PITTSBURGH (KDKA) – Growing up healthy in the age of video games and junk food is a battle.
When a six-year-old ran a marathon in Arizona – it caused mistrust and questions about what age is right for your children to do.
We are not talking about those who have time and their parents, but about ordinary people like us.
Of course, you won’t tell your baby to go out and run, but …
“Between the ages of three and five, you need to exercise for three hours every day, not all at once, 15 minutes every hour,” said AHN pediatrician Dr. Jennifer Price. “They have to run, play freely, play with instructions, you know – hit the balls, stuff like that.”

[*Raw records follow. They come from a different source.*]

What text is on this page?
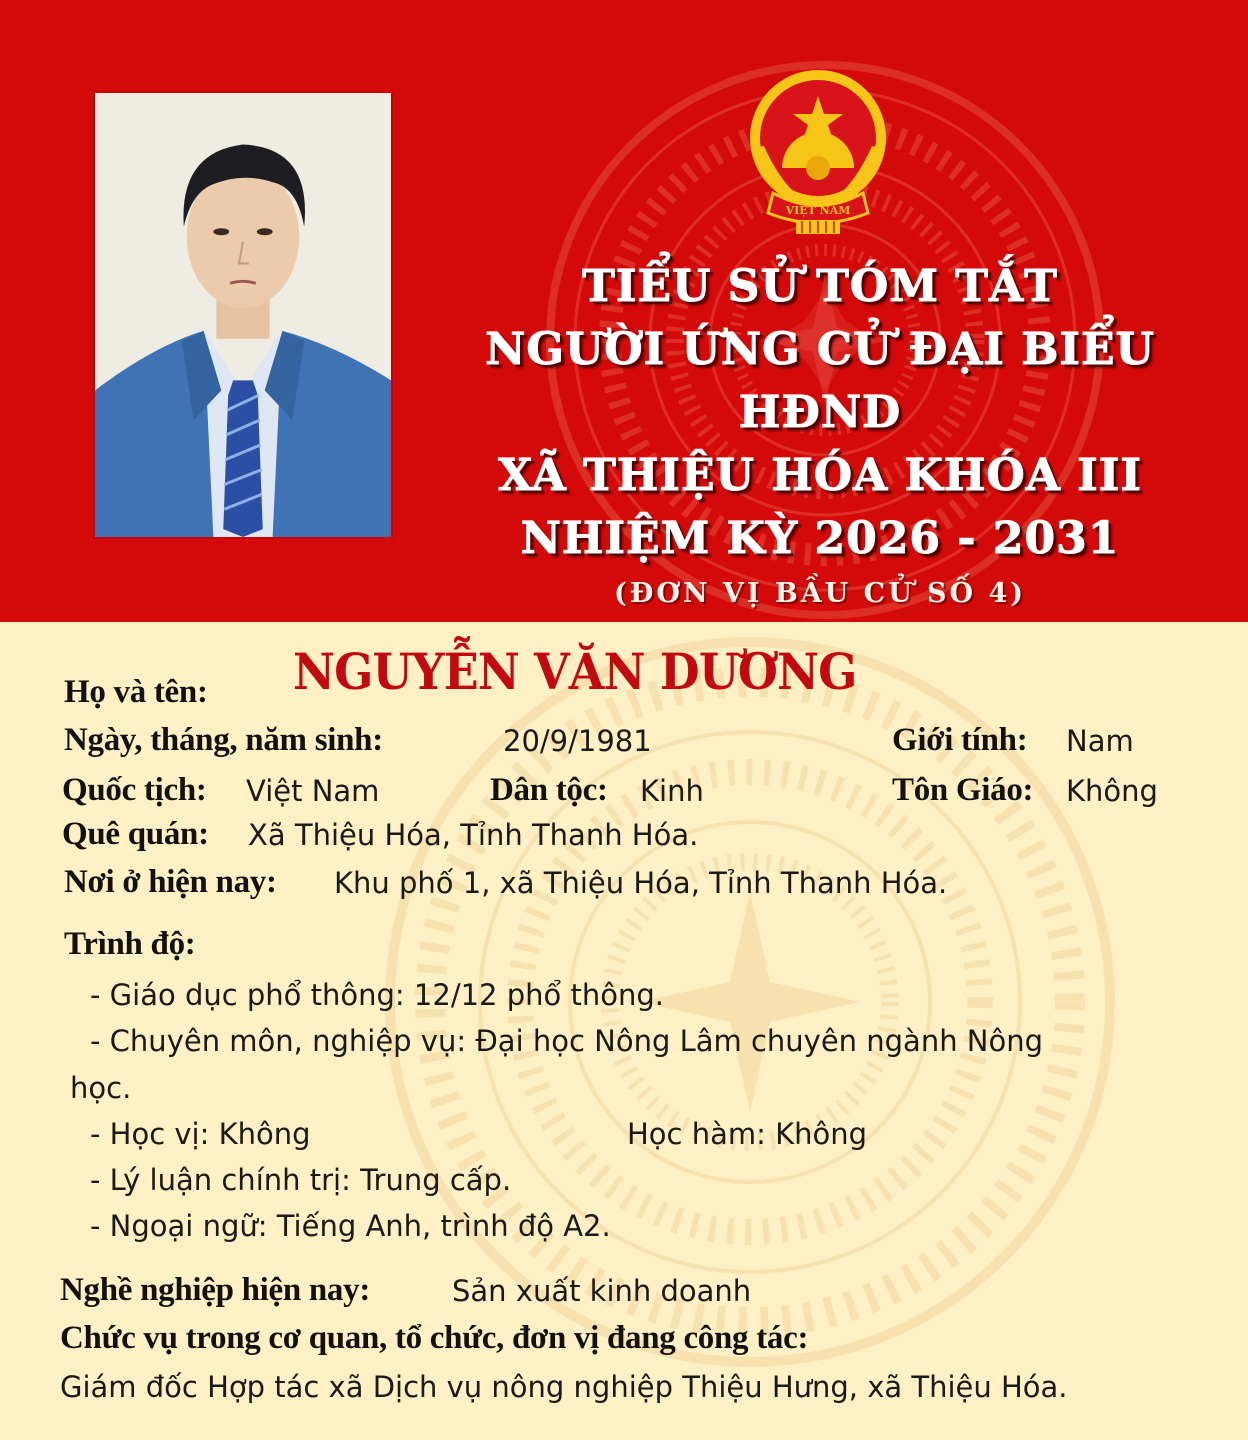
VIỆT NAM
TIỂU SỬ TÓM TẮT
NGƯỜI ỨNG CỬ ĐẠI BIỂU HĐND
XÃ THIỆU HÓA KHÓA III
NHIỆM KỲ 2026 - 2031
(ĐƠN VỊ BẦU CỬ SỐ 4)
Họ và tên: NGUYỄN VĂN DƯƠNG
Ngày, tháng, năm sinh:	20/9/1981	Giới tính: Nam
Quốc tịch: Việt Nam	Dân tộc: Kinh	Tôn Giáo: Không
Quê quán: Xã Thiệu Hóa, Tỉnh Thanh Hóa.
Nơi ở hiện nay: Khu phố 1, xã Thiệu Hóa, Tỉnh Thanh Hóa.
Trình độ:
- Giáo dục phổ thông: 12/12 phổ thông.
- Chuyên môn, nghiệp vụ: Đại học Nông Lâm chuyên ngành Nông
học.
- Học vị: Không	Học hàm: Không
- Lý luận chính trị: Trung cấp.
- Ngoại ngữ: Tiếng Anh, trình độ A2.
Nghề nghiệp hiện nay:	Sản xuất kinh doanh
Chức vụ trong cơ quan, tổ chức, đơn vị đang công tác:
Giám đốc Hợp tác xã Dịch vụ nông nghiệp Thiệu Hưng, xã Thiệu Hóa.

Meanwhile, Dr. Price said children need to give up jogging and running, saying long-term running is something that should be waited until 8-10 years.
And if the child says he’s tired – listen.
“Children have a sense of the body and know when to stop, and they outweigh that sense of the body in response to parents or adults telling them they need to stop,” Dr. Price said.
Dr Price said that at the age of 12 you can start lifting weights, but it has to be “very, very controlled by people who understand what’s going on”.
Baseball can be fun, but young hands aren’t made for major league achievements.
“Tommy John’s surgery on younger teenage boys is on the rise,” Dr. Price said, warning against not setting the bar too high. “Children get depressed and anxious because they don’t achieve what they thought they should achieve, or something like that.”
She said exercise and competition are good for children, but remember that their bodies are still developing and being injured if they are not treated properly.
When it comes to some of the best exercises, nothing is better swimming for a general workout; using your whole body, and providing blood pumping, but it doesn’t create stress on your body like other exercises.
So when should we take our kids to the pool?
Early – very early – but with age-appropriate expectations. So this means looking for a place to take the baby, in some cases these places are free.
However, an early start doesn’t mean dipping your newborn … but it’s close.
“I would say that probably six months would be quite good to introduce the child to the pool,” Dr. Pryce explained.
That’s right – six months, and at Thelma Lovette YMCA in Hill County, water director AJ Thomsen said they were ready.
“Children as young as six months are in this water, experiencing water and loving it,” Thomsen said.
Of course, these semesters are in the hands of adults, and training can begin from there up to three years.
“We teach them to get permission to go into the water,” Thomsen explained. “We teach them to swim on their backs so that when they’re in the water, they can keep breathing. We also teach them and teach them how to get out of the water.”
Three years is a turning point, and Thomsen says they can really start teaching children to swim on their own. Lessons from there in Y. This is especially important because minority communities lag behind the swimming curve.
“I think the YMCA is well known for having all of its resources available to people, regardless of their means,” Thomsen said.
Thomsen added that people need to turn to the coming YMCA, they want everyone to be safe in the water and they will help you do it financially.
Allegheny County also offers free lessons in its park pools.